Sin embargo, en esta búsqueda de convergencia y articulación, emergen separaciones y rupturas como derivadas de los énfasis aportados por distintos actores en varios ejes de tensión o “continuos”, como por ejemplo: teoría-práctica; institucionalizado-autogestionado; reformista-radical; saber académico-saber popular; y cambios a nivel micro-macro. Así acaba de suceder en Chile, donde en diciembre de 2019 tuvieron lugar dos encuentros paralelos al proceso de discusión de la COP 25: la Cumbre de los Pueblos y el encuentro de la Sociedad Civil por la Acción Climática (SCAC). Es posible interpretar estas separaciones como problemas o debilidades de los movimientos sociales; también, como condición inmanente de la diversidad.
Estos encuentros tienen en común la prioridad que otorgan a la racionalidad instrumental en el más clásico sentido moderno, para el abordaje de las tensiones y divergencias. En general, los distintos argumentos apelan a la generación de conciencia (subtexto: ilustración) para la transformación de las condiciones estructurales del sistema dominante, de forma predominantemente lógica y argumentativa. La discusión se centra en los fundamentos, enfoques, estrategias y tácticas que nos permitirían avanzar hacia futuros deseables. Estos encuentros convocan expresiones artísticas y performances, pero siempre marginales respecto de las discusiones políticas centrales, que se reflejan en una declaración o manifiesto final.
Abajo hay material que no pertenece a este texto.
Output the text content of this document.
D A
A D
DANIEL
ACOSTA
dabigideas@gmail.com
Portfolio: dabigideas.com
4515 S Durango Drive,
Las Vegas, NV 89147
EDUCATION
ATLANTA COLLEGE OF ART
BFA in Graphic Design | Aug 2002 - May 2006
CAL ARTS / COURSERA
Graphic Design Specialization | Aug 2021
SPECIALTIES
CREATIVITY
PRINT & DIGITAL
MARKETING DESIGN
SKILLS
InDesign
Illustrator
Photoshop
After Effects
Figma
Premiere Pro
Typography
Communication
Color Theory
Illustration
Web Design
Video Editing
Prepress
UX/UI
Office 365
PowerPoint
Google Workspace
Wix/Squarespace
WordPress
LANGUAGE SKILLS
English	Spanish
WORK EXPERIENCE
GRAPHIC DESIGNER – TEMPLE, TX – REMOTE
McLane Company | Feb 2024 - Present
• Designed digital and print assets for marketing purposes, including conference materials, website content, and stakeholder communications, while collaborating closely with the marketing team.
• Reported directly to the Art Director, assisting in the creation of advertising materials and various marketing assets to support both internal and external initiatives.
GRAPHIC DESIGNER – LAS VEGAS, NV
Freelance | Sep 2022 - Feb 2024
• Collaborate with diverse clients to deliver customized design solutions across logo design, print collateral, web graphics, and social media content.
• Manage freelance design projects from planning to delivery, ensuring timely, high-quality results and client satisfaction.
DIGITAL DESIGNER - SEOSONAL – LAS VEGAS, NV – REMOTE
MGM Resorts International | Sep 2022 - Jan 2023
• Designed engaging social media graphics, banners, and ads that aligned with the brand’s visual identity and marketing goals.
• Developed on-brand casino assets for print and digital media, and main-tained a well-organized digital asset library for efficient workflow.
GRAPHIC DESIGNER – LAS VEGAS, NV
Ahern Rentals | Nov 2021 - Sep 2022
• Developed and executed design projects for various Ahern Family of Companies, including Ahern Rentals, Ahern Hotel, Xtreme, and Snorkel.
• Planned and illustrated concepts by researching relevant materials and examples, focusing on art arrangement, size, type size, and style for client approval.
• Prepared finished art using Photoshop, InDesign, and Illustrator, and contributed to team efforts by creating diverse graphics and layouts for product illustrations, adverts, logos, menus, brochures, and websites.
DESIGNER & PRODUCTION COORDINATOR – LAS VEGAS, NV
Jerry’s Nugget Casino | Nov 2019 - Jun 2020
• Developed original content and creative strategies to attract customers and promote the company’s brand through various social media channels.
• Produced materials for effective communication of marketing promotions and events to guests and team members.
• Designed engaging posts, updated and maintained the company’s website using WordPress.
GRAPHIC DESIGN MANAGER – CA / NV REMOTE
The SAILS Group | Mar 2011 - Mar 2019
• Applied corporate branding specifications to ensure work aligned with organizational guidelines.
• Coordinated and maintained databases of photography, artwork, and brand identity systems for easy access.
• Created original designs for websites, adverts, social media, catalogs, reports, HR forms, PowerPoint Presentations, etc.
Sin embargo, la racionalidad instrumental — si bien necesaria — es insuficiente no sólo para diseñar futuros posibles, sino para habitar los presentes dinámicos y complejos de los movimientos. El abrupto estallido social chileno ha puesto en evidencia las dimensiones afectivas de las acciones políticas y las limitaciones de la racionalidad moderna clásica en su previsión y abordaje. ¿Qué análisis sociológico o político podía prever que la evasión en el metro desembocaría en el camino hacia un cambio constitucional? ¿Qué racionalidad habría permitido proyectar la expansión global de la perfomance feminista de Las Tesis?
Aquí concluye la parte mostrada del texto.